I know when I get back to Bern, I’m going to go out for dinner with my airbnb.com host Olivier, but I just can’t stop eating. I’m so hungry because I just finished a 17 mile hike in the Swiss Alps! I got into Bern from Cologne last night, and Olivier met me at the station to take me to his apartment. I’m currently staying on his couch, because hotels and even hostels in Switzerland are super expensive (actually everything is really expensive!) I didn’t get too much sleep because I woke up early this morning to catch an 8:30 train out of Bern to Interlaken. I transferred at Interlaken and went to Meiringen, the town where supposedly meringues were invented! I got there around 10:30 and stopped by the tourist information office to get the details I needed. I knew from reading a Frommers guide that I wanted to attempt to hike from Meiringen to Grindelwald, which is 17 miles and is supposed to take between 7 and 9 hours. It was an optimistic goal but I also knew that I could get on one of four bus stops along the way if I couldn’t make it. So I got a map from the tourist information office and set off for one of Meiringen’s famous sights, the Reichenbachfall, the site of an impressive waterfall – immortalized as being the site where the last duel took place between Sherlock Holmes and Professor Moriarty. A white star on the rocks by the falls denotes the exact spot of the duel and a Sherlock Homles cut out which you can stick your head into for a photo op complete the scene. To get to the waterfall, I rode a funicular, which has been in operation for 100 years! From the waterfall, I started to hike upwards and got to see the falls from several different angles thanks to three unique viewing platforms. I hiked up for about 30 more minutes and decided to stop at the cafe there for a cheese sandwich. It was a little after 11, and I knew I had a full day of hiking ahead of me. This was no walk in the park either, I spent the next four and a half hours hauling myself straight uphill.

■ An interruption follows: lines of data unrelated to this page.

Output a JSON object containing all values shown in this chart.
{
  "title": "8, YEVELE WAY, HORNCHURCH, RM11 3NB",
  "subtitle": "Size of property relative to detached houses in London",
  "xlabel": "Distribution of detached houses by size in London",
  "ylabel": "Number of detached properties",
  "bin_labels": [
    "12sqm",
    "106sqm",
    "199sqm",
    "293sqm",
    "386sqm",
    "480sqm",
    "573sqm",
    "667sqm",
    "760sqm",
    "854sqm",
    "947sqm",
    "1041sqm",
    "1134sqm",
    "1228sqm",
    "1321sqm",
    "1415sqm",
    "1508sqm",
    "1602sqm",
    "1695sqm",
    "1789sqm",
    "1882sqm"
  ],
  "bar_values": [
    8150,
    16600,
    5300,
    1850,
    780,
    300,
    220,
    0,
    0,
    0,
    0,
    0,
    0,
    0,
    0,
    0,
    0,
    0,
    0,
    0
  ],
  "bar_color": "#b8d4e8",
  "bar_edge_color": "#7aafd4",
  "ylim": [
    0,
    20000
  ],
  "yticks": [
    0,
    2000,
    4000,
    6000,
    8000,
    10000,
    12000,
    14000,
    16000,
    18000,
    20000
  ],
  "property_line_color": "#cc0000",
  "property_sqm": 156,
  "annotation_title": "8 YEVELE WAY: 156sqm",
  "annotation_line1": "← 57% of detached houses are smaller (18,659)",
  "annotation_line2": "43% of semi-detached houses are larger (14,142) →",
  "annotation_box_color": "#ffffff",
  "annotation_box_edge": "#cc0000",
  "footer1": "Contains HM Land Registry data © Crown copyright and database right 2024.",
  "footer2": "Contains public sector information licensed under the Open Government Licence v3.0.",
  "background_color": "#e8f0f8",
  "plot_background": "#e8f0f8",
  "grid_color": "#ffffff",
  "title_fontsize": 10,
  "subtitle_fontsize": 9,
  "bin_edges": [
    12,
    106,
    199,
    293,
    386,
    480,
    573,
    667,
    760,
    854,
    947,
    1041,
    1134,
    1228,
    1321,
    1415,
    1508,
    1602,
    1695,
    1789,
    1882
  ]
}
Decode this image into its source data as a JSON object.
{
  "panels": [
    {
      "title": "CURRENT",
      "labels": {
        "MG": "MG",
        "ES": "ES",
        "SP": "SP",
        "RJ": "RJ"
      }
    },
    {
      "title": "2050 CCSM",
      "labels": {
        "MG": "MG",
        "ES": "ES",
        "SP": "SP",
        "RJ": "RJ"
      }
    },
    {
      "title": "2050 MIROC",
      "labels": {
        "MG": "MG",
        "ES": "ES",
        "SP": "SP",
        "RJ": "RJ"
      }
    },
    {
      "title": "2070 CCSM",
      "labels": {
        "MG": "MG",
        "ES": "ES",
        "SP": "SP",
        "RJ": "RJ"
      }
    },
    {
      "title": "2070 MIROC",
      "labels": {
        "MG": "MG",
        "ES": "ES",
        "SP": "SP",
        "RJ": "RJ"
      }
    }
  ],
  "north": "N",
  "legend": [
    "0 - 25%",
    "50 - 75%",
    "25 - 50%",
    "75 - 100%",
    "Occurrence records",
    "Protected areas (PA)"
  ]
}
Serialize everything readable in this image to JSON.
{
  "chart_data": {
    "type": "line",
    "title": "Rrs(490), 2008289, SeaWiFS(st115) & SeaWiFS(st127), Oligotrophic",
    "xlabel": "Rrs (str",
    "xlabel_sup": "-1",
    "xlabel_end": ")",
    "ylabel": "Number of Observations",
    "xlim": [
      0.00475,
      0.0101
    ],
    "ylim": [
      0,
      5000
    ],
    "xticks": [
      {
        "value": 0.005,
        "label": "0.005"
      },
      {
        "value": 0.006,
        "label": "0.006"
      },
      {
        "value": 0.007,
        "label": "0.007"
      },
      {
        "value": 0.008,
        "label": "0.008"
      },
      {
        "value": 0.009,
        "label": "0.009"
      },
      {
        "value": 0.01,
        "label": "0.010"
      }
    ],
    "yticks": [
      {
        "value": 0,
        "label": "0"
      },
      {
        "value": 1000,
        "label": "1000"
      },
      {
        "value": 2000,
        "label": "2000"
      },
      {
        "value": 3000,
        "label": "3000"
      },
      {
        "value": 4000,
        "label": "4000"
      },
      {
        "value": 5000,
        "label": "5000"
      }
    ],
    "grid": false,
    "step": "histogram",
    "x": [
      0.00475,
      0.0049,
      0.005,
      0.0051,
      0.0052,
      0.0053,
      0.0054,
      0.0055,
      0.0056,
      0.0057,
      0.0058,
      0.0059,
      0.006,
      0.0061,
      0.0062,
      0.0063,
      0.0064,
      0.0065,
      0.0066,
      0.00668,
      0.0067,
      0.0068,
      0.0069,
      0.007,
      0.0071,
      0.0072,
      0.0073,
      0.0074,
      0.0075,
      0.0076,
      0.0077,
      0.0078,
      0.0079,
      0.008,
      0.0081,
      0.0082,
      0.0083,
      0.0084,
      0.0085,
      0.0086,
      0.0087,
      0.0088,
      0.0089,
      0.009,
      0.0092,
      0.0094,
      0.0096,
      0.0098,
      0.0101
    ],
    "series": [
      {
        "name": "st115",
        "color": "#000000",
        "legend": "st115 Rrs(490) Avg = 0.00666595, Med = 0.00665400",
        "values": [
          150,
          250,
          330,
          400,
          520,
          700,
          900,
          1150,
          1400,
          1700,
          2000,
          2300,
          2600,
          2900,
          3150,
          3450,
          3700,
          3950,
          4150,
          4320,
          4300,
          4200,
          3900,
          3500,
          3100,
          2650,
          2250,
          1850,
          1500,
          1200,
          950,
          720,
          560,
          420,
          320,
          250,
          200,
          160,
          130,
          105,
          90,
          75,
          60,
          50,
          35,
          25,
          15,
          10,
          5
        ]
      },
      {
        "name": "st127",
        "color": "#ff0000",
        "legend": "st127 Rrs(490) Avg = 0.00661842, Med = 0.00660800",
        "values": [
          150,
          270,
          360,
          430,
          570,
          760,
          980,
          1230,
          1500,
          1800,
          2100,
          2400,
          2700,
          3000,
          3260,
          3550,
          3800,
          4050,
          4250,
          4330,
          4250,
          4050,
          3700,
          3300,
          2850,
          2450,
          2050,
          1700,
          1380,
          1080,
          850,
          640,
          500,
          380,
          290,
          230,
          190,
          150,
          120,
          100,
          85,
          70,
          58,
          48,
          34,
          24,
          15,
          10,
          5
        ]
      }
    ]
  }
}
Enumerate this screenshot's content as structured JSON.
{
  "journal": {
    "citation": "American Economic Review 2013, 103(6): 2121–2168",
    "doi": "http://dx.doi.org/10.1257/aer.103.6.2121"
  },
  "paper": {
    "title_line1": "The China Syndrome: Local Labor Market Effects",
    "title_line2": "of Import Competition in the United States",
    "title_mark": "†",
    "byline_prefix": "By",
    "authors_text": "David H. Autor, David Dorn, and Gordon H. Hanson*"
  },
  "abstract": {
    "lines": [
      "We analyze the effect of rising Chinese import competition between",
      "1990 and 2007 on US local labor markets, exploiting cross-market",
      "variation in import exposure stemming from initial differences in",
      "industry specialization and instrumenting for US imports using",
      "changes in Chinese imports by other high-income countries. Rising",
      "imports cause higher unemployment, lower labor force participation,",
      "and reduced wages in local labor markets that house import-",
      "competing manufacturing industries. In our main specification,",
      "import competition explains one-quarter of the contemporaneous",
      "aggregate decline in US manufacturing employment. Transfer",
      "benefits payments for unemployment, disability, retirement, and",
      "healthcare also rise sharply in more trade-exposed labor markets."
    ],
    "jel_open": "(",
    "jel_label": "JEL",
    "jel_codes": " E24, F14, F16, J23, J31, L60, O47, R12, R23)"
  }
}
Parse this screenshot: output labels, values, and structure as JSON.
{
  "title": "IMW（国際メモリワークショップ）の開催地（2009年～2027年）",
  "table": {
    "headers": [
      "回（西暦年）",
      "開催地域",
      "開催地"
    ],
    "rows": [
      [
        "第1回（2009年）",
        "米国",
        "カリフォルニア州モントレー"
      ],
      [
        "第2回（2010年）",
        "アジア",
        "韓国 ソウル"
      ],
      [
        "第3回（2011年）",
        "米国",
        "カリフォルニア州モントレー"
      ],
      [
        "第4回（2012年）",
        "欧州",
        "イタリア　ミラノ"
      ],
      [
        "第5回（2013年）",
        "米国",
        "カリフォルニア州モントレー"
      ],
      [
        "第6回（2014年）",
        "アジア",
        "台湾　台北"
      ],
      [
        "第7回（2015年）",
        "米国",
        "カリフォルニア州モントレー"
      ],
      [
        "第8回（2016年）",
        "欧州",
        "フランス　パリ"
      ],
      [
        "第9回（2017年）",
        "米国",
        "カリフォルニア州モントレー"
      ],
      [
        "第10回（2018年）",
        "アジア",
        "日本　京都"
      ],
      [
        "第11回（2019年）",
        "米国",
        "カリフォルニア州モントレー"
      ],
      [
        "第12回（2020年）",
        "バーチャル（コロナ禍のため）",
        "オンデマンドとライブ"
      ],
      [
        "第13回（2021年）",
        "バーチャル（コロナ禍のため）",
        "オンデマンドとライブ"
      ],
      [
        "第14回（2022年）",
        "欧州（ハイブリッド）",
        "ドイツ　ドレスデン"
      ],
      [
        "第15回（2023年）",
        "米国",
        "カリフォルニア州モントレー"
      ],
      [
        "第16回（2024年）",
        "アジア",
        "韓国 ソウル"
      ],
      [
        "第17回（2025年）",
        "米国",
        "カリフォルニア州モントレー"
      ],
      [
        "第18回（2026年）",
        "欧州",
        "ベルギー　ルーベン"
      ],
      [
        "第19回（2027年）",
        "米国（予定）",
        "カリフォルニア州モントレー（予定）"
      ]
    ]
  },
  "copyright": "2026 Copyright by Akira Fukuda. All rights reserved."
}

I knew I was in trouble when I started my ascent because the high altitude made my lungs work so much harder than normal. Still, I had the choice to adapt or give up. I kept pushing until I could breathe more normally. I didn’t take a single break the whole climb up (except for pictures) because I was afraid that if I stopped I wouldn’t start again. The scenery was gorgeous for the whole hike. Bubbling streams and waterfalls were abundant and surrounded by natural greenery. About an hour in I heard the telltale ringing of cattle bells, and throughout my hike I must have seen at least 300 cows lounging and grazing in the Swiss countryside. Besides the sounds of running water and cowbells, I didn’t hear much else. Although people hiked sections of the train, getting on and off of the bus, I was hiking the whole thing and for the majority of the time I was alone and I had the Swiss Alps to enjoy all to myself. Everyone else on the trail had on legit hiking boots and hiking poles, compete with hiking attire and backpacks. Although hiking boots would have been nice, some people were just way over the top – comically so. As I hiked up up up, the glaciers of the Bernese Oberland came into view. Yes, frozen glaciers and snow up high on the mountains – even in the middle of summer. The three peaks I was hiking by (First, Eiger, and Jungfrau) are all more than 3000 meters above sea level. Jungfrau is actually known as being the top of Europe, with it’s peak being at 4158 meters high!
I got really lucky with the weather. I was sweating in my shorts and t shirt on the way uphill, but there was plenty of cloud cover, so on the way down it was perfect. I started in Meiringen, with an altitude of 595 meters and made it up to Grosse Scheidegg, with an altitude of 1962 meters. I let myself take a break once I made it to Grosse Scheidegg, which is the point at which the uphill ends and the downhill begins. This was good and bad news because uphill was tough but downhill was steep and hard on my knees. The views were worth it though – the panoramas I was seeing couldn’t be captured by my camera, the details of the mountains, glaciers, waterfalls, and rushing rivers couldn’t be caught – I tried several times with my good results, but still the images paled in comparison to the real thing. My downhill descent from Grosse Scheidegg took about 2 and a half hours… I made it all the way from Meiringen to Grindelwald without copping out and getting on the bus! A success! I got to walk around Grindewald for an hour before my train left. Grindewald is somewhat of a touristy Alp town since its possible to reach it by car (or tourist bus!) so there are way more people there. It was the largest town I had seen all day – and I could walk across it in about 10 minutes. Since everything is so expensive (even Swiss army knives and Sigg water bottles – they’re both made in Switzerland so I was hoping for a good price!) are very pricey, my only purchase was at the grocery store. I bought some nectarines, some brioche bread, cheese infused with walnuts made locally, local beer, and meringues from Meiringen. I had a picnic in the park because I had burned some crazy calories and I was hungry! Now I’m on the train and I’ll still snacking! I smell really bad and probably look the same but when I get back to the Bern station I’m going to meet up with Olivier for dinner. After that, I’m promptly going to collapse on the comfy couch from exhaustion! Tomorrow I’m going to explore the city of Bern and surrounding area.